After stopovers in Makassar and Ambon, Maja and his followers arrived at Manado on 1 May 1830 and then moved further inland to Tondano. During his exile, he befriended Christian missionary Johann Friedrich Riedel who was proselytizing in Minahasan lands, the two exchanging gifts. He died at the shores of Lake Tondano on 20 December 1849, and was buried there. His followers continued to live at Tondano and their descendants settled in a village today known as Kampung Jawa (Javanese village).

Kyai Maja's grave has become a site for spiritual pilgrimages.
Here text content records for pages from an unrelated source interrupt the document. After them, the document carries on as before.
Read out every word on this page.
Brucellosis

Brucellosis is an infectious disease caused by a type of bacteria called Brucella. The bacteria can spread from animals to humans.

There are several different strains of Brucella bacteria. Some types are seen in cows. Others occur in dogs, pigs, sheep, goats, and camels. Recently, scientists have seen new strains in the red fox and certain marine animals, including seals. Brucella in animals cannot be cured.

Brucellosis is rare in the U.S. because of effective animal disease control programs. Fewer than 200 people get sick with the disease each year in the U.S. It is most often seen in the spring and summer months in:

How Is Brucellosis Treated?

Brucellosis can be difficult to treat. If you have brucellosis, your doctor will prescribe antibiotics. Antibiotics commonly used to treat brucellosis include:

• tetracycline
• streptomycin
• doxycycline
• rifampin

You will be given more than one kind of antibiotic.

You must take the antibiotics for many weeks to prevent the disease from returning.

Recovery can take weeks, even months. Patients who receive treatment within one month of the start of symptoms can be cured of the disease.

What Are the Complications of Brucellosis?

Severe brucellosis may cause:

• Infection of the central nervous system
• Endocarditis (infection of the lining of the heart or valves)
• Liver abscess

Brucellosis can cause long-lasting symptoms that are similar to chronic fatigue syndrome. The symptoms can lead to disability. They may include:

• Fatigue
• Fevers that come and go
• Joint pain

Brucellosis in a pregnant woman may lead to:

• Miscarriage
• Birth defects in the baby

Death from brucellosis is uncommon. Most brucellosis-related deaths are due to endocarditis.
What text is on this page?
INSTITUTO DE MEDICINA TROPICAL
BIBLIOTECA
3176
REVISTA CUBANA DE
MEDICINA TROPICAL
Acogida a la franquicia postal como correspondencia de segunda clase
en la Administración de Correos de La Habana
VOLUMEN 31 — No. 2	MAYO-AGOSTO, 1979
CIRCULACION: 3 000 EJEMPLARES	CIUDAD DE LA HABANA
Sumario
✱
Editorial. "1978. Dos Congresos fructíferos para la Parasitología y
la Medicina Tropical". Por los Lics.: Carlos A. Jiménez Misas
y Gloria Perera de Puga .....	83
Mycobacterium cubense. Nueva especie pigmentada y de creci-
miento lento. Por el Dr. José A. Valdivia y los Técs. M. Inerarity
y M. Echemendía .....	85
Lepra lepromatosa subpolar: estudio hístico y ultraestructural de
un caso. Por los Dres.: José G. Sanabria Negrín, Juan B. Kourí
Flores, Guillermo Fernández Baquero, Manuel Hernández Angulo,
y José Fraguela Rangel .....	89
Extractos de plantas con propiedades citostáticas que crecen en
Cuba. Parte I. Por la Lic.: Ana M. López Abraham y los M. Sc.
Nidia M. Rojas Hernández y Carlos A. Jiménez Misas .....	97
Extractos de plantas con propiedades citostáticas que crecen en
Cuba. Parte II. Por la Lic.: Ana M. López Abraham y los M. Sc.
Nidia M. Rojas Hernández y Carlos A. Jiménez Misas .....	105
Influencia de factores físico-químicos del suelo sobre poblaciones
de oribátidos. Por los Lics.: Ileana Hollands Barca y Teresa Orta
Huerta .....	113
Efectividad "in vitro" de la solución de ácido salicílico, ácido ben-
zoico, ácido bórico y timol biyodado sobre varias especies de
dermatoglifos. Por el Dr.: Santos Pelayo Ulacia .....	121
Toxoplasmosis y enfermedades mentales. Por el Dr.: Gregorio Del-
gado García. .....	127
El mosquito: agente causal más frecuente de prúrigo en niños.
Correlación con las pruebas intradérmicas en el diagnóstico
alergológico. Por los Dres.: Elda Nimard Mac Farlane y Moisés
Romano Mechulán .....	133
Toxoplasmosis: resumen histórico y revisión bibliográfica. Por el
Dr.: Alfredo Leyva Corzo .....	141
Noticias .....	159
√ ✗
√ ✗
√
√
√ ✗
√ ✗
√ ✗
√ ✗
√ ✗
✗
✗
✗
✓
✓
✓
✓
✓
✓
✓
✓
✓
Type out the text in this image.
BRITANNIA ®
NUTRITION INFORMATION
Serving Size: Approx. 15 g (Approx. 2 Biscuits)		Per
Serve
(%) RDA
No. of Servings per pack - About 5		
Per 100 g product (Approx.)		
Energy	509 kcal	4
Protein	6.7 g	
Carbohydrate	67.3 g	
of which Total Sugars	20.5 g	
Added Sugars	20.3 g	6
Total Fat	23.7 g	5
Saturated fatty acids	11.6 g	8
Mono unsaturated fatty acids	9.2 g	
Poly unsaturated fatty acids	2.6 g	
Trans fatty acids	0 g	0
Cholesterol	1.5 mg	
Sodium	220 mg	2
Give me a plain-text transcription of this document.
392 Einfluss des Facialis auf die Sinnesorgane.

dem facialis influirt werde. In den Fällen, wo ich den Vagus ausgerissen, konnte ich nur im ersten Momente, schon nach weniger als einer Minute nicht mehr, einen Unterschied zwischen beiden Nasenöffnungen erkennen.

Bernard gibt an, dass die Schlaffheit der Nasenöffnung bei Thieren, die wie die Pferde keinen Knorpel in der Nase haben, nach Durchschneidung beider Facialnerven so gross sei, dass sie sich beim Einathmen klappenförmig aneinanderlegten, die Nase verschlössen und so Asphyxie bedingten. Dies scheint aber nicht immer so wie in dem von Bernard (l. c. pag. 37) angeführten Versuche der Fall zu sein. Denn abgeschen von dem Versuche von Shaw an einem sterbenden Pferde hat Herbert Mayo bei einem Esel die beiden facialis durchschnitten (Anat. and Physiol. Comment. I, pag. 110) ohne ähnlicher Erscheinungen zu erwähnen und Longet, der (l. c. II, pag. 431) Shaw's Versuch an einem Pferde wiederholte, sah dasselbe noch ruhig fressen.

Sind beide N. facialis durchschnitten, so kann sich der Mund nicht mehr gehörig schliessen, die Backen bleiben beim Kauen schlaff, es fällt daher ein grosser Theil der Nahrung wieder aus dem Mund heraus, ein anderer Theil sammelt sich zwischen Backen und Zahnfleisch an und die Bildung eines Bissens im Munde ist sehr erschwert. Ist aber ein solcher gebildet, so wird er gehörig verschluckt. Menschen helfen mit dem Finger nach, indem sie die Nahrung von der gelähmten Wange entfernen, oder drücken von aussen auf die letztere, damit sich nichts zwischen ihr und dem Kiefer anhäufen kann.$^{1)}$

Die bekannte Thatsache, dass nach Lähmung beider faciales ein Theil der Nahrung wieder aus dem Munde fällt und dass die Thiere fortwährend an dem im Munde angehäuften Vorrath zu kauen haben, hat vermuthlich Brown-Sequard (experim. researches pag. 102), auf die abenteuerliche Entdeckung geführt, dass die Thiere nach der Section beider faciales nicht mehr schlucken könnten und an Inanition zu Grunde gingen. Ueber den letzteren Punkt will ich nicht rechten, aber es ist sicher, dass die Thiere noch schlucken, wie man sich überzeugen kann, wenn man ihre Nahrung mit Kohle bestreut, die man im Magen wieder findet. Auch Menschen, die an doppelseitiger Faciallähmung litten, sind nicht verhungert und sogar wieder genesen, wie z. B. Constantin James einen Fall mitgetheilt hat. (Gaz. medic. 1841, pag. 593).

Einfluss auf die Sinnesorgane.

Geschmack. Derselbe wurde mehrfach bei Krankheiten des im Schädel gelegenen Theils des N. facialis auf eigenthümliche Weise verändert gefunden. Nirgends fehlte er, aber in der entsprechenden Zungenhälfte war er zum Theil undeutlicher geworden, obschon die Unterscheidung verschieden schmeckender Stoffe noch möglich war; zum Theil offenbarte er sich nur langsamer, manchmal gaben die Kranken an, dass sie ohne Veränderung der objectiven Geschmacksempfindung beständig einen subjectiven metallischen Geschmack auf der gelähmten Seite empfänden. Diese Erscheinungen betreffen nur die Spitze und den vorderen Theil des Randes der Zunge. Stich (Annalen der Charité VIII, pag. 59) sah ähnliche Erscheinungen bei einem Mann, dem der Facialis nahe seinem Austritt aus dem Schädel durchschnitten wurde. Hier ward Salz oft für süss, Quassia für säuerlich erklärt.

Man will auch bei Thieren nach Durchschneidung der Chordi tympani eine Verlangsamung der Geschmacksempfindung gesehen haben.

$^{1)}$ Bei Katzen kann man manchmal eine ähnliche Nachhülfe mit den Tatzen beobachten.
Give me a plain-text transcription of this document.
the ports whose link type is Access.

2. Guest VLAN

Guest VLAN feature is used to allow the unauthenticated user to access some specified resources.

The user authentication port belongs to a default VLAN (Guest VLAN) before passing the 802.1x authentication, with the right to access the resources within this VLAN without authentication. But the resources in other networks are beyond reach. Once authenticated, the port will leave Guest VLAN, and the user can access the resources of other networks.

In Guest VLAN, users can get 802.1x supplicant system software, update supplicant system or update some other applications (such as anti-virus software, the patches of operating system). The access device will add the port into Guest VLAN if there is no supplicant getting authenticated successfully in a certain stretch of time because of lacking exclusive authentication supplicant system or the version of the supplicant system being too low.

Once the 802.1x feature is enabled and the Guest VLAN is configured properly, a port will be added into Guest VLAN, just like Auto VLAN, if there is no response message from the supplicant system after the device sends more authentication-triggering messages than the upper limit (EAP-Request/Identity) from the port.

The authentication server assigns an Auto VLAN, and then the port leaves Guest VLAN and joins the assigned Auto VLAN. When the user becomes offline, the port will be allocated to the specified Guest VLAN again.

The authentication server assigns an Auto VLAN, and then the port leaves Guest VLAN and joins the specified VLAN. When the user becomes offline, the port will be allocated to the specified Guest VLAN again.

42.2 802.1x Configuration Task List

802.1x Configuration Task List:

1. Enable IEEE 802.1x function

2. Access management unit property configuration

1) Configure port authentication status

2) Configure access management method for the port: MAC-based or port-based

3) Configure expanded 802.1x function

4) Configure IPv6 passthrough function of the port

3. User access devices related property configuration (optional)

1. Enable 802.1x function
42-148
Later president Prabowo Subianto proposed in 2018 that Maja's grave be relocated back to his homeland in Surakarta. In modern Surakarta, a neighborhood is named after Maja, along with a major road within the neighborhood.

== Family ==
Maja was initially married to Nyai Maja, but she died in childbirth in early 1828. Maja then remarried Raden Ayu Mangkubumi, the former divorced wife of Prince Mangkubumi, another of Diponegoro's commanders. Initially remaining in Java, Raden Ayu later followed Maja to Tondano in his exile. Maja's descendants, who settled with him in exile at Tondano, followed the Minahasan practice of clan names, and adopted Kiay Modjo as their clan name.